L'histoire fait rire son entourage et le jeune homme pousse la démarche plus loin. Il décide de faire reconnaître son titre de Lord auprès de son administration communale pour que la mention figure sur sa carte d'identité. "On m'a regardé avec des grands yeux. Ils n'avaient jamais entendu parler de ça et personne ne savait quoi faire".
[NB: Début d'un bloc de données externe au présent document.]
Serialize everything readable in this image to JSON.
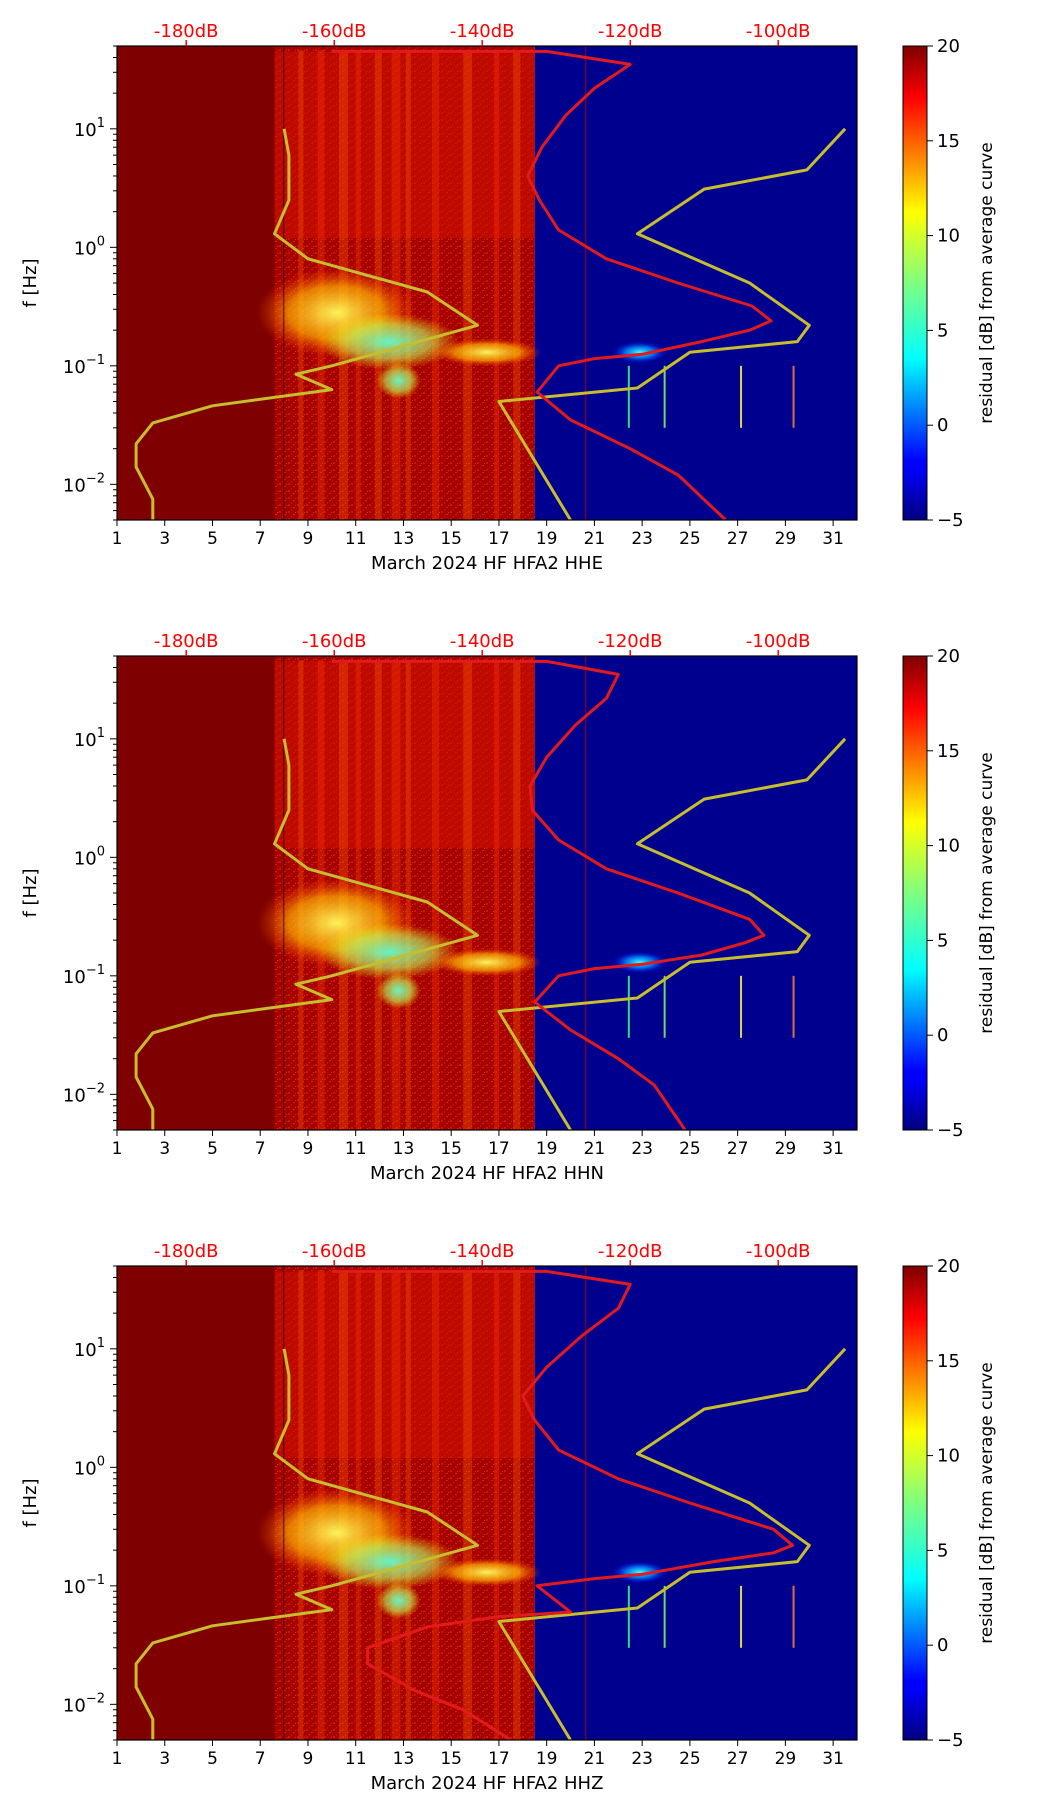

"Autant acheter des billets de Monopoly"

Ce titre a-t-il une quelconque valeur? Nous avons soumis ce cas à Françis Balace, historien de renom et grand spécialiste des titres de noblesse. "Pour que le titre soit reconnu, il faut qu'il soit approuvé par le College of Arms of Scotland (The court of The Lord Lyon). Ce qui n'est pas le cas ici. Autant acheter des billets de Monopoly, ça revient au même. Ce titre n'a aucune valeur", conclut l'historien.

"Un titre de courtoisie"

En cherchant bien sur le site web d'Highland Titles, on peut trouver effectivement cette information: "le titre de courtoisie ne doit pas être confondu avec un titre de noblesse lequel est conféré par la Reine sur l’avis de ses ministres. "Laird" n’a jamais été et ne sera jamais un titre de noblesse. Il s’agit simplement d’une marque de reconnaissance".

"Punissable"

Indépendamment de l'authenticité du titre de noblesse, on rappellera qu'il est interdit à un Belge de porter un titre nobiliaire étranger. C'est même punissable en vertu de l'article 230 du Code pénal. "Des titres étrangers accordés à des Belges n’ont donc aucune valeur en Belgique et ne seront d’ailleurs jamais reconnus", peut-on lire sur le site web du service public fédéral des Affaires étrangères.